Zum Tanzen ins Industriegebiet

Laute Musik im unbewohnten Industriegebiet, das verträgt sich doch gut? Ganz genau, und so wurde dann auch der Tanzschuppen weitläufig als Octagon bekannt, in den 1990er bis in die 2000er Jahre hinein eine angesagte Adresse, erinnert sich Frank Bühl. Er zog sich jedoch aus dem Disco-Geschäft zurück und übergab den Laden einem Pächter. Lange ging das nicht gut. Das Octagon musste seine Pforten schließen. Die Einrichtung der Großraum-Disco ist heute noch vorhanden, mittlerweile aber lagert tonnenweise Furnier in den Räumen, wo vor Jahren zu lauter Musik getanzt wurde.

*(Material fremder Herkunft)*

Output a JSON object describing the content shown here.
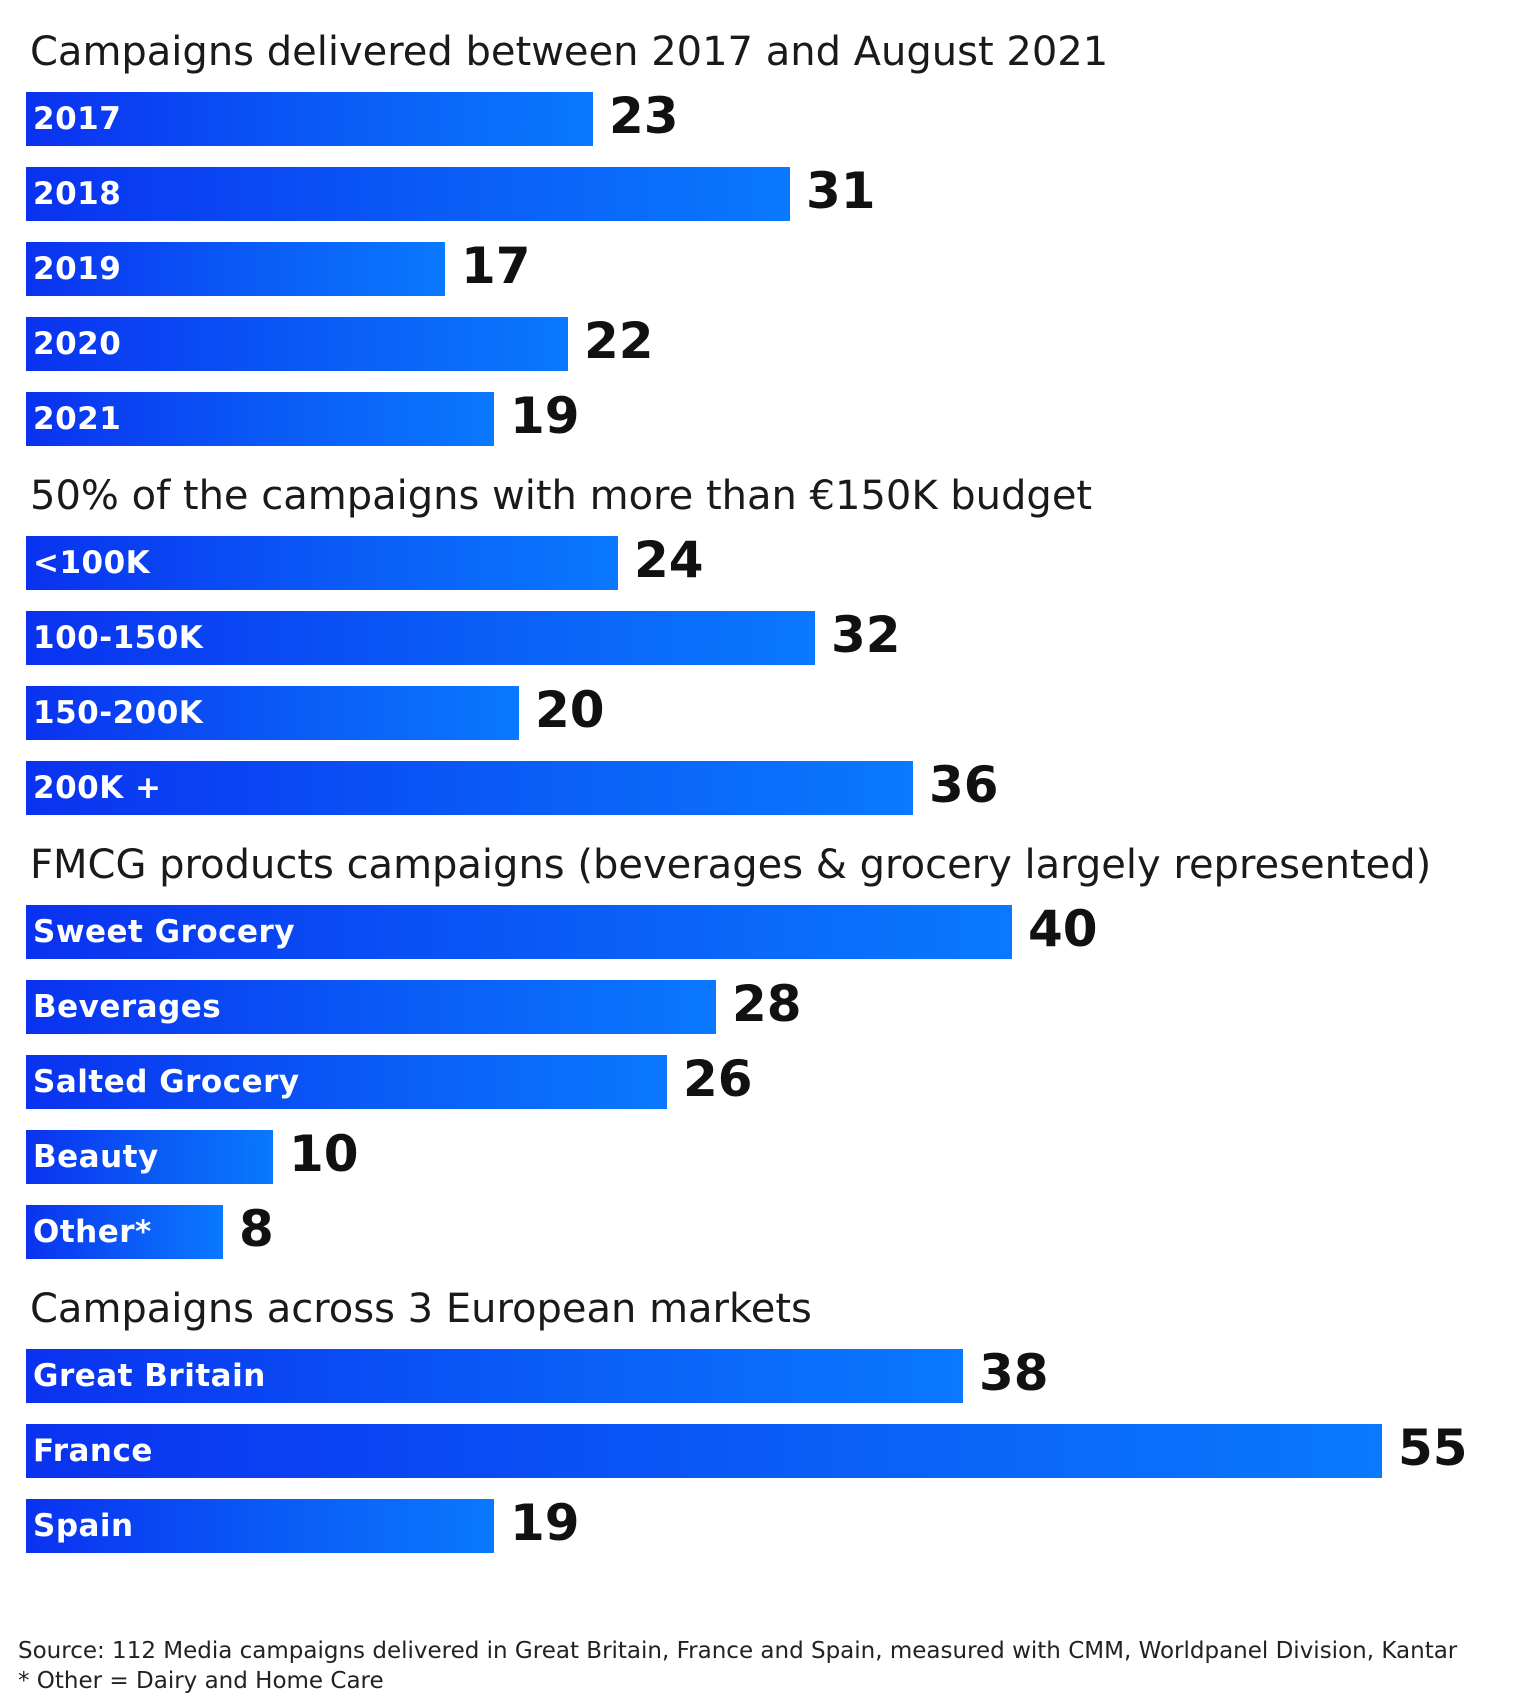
{
  "chart_data": [
    {
      "type": "bar",
      "orientation": "horizontal",
      "title": "Campaigns delivered between 2017 and August 2021",
      "categories": [
        "2017",
        "2018",
        "2019",
        "2020",
        "2021"
      ],
      "values": [
        23,
        31,
        17,
        22,
        19
      ]
    },
    {
      "type": "bar",
      "orientation": "horizontal",
      "title": "50% of the campaigns with more than €150K budget",
      "categories": [
        "<100K",
        "100-150K",
        "150-200K",
        "200K +"
      ],
      "values": [
        24,
        32,
        20,
        36
      ]
    },
    {
      "type": "bar",
      "orientation": "horizontal",
      "title": "FMCG products campaigns (beverages & grocery largely represented)",
      "categories": [
        "Sweet Grocery",
        "Beverages",
        "Salted Grocery",
        "Beauty",
        "Other*"
      ],
      "values": [
        40,
        28,
        26,
        10,
        8
      ]
    },
    {
      "type": "bar",
      "orientation": "horizontal",
      "title": "Campaigns across 3 European markets",
      "categories": [
        "Great Britain",
        "France",
        "Spain"
      ],
      "values": [
        38,
        55,
        19
      ]
    }
  ],
  "colors": {
    "bar_start": "#0a32f0",
    "bar_end": "#0a78ff",
    "value_text": "#111111",
    "bar_label_text": "#ffffff"
  },
  "footer": {
    "source": "Source: 112 Media campaigns delivered in Great Britain, France and Spain, measured with CMM, Worldpanel Division, Kantar",
    "note": "* Other = Dairy and Home Care"
  }
}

Die Wände sind bunt bemalt, der Ausschank funktioniert (technisch) noch, aber das hauchdünn geschnittene und schichtweise aufgestapelte amerikanische Eichen-Furnier liegt davon unbeeindruckt einfach so da. Wieder lacht Frank Bühl. Es juckt ihn offenbar ein wenig in den Fingern wegen der Diskothek: "Vielleicht mache ich sie noch einmal auf", sagt er. Wer gestern schon weiß, was Kunden morgen wollen, dem geht so ein Satz leichter über die Lippen.